I enjoyed the Death Gate cycle for Zifnab alone. If ever a character deserved to NOT be confined to a single trilogy.
And Sturm’s death, while I wasn’t a fan of his character(on a recent reread he REALLY bugged me), really hit me profoundly. At this point in my reading, never had a major character DIED like that. At the hands of another major character, no less. It really raised the stakes of the story.
A couple of interesting tidbits, from a behind the scenes book the friend who introduced me to these books had.
-Sturm was slated for death from the start.
-The effort to conceal the identity of the Blue Dragonlord was so in depth, they put a man’s figure on the cover of the first edition.
I loved loved loved Star of the Guardians. So what if it was a Star Wars ripoff? It was a better Star Wars ripoff that any Star Wars book I tried. And it became something more in the end, with two of the most memorable characters I’d ever read. And yeah, they died, most magnificently.
I reread the original trilogy recently (first time in many years) and the nostalgia, it runs strong although I certainly can see the imperfections.
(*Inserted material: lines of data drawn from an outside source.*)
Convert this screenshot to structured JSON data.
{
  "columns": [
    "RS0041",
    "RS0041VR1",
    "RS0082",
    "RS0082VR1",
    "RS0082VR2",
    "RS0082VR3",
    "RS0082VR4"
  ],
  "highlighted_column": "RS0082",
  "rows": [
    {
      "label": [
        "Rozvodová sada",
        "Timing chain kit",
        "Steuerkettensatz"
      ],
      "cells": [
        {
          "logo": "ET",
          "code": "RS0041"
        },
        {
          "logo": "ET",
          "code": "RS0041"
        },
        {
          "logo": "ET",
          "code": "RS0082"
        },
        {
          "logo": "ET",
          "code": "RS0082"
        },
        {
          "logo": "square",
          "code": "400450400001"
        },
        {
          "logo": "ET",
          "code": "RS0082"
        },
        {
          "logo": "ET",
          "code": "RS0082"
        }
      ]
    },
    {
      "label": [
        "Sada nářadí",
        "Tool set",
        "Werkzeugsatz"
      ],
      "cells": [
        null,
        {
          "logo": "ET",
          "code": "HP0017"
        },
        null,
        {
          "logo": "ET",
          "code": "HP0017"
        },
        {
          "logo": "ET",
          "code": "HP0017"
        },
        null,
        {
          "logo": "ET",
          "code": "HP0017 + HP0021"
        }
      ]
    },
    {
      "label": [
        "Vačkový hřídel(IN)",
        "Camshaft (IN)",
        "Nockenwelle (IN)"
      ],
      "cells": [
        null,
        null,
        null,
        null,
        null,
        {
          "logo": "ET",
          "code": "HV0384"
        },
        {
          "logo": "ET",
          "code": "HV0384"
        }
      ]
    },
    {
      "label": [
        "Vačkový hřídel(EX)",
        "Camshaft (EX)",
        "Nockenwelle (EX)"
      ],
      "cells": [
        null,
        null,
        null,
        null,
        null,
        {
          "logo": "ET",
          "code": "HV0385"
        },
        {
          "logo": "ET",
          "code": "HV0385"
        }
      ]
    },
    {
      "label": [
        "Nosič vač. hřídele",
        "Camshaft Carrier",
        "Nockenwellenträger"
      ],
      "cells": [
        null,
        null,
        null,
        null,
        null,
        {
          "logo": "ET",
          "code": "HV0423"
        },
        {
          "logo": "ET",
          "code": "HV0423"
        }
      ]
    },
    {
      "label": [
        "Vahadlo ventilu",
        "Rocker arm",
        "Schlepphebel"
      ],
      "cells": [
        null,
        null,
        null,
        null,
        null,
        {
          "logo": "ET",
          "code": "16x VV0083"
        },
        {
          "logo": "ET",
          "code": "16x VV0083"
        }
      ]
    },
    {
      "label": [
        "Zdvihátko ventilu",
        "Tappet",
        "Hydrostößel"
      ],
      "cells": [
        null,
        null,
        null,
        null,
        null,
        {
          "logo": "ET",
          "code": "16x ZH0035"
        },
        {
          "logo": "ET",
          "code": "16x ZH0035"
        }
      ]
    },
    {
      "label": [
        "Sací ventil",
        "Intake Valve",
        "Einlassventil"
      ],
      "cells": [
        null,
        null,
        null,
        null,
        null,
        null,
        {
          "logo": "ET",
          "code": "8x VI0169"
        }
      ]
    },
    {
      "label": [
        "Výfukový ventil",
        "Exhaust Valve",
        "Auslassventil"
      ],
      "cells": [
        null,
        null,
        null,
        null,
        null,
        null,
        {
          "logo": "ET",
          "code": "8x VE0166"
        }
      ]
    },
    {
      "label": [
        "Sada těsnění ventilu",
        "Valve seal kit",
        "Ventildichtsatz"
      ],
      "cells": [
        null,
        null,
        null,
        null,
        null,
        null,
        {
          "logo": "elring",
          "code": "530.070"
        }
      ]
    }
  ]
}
I’ll have to dive into Legends in the not-too-distant future.
I did like the first four Death Gate books, at least — after that it started to get a bit weird. And I actually like Starshield — the idea, if not the execution.
It’s amazing how fast it took off — I remember in the early 1990s going into bookstores and seeing an entire rack of nothing but Dragonlance.
Gah! Double post! OK, so I’ll change it to say: I remember when it all first began — there was Gary Gygax’ Saga of Old City, Douglas Niles’ Darkwalker on Moonshae and Weis & Hickman’s Dragons of Autumn Twilight (not necessarily in that order). Three surprisingly different takes on RPG tie-in fiction.
It’s great to see a post giving some love to Weis and Hickman. I often see their names associated with hack-fantasy. I think they deserve much more credit than that.
I wish someone would give some similiar love to R. A. Salvatore. I think his fantasy writing is really good, especially his description of battle scenes.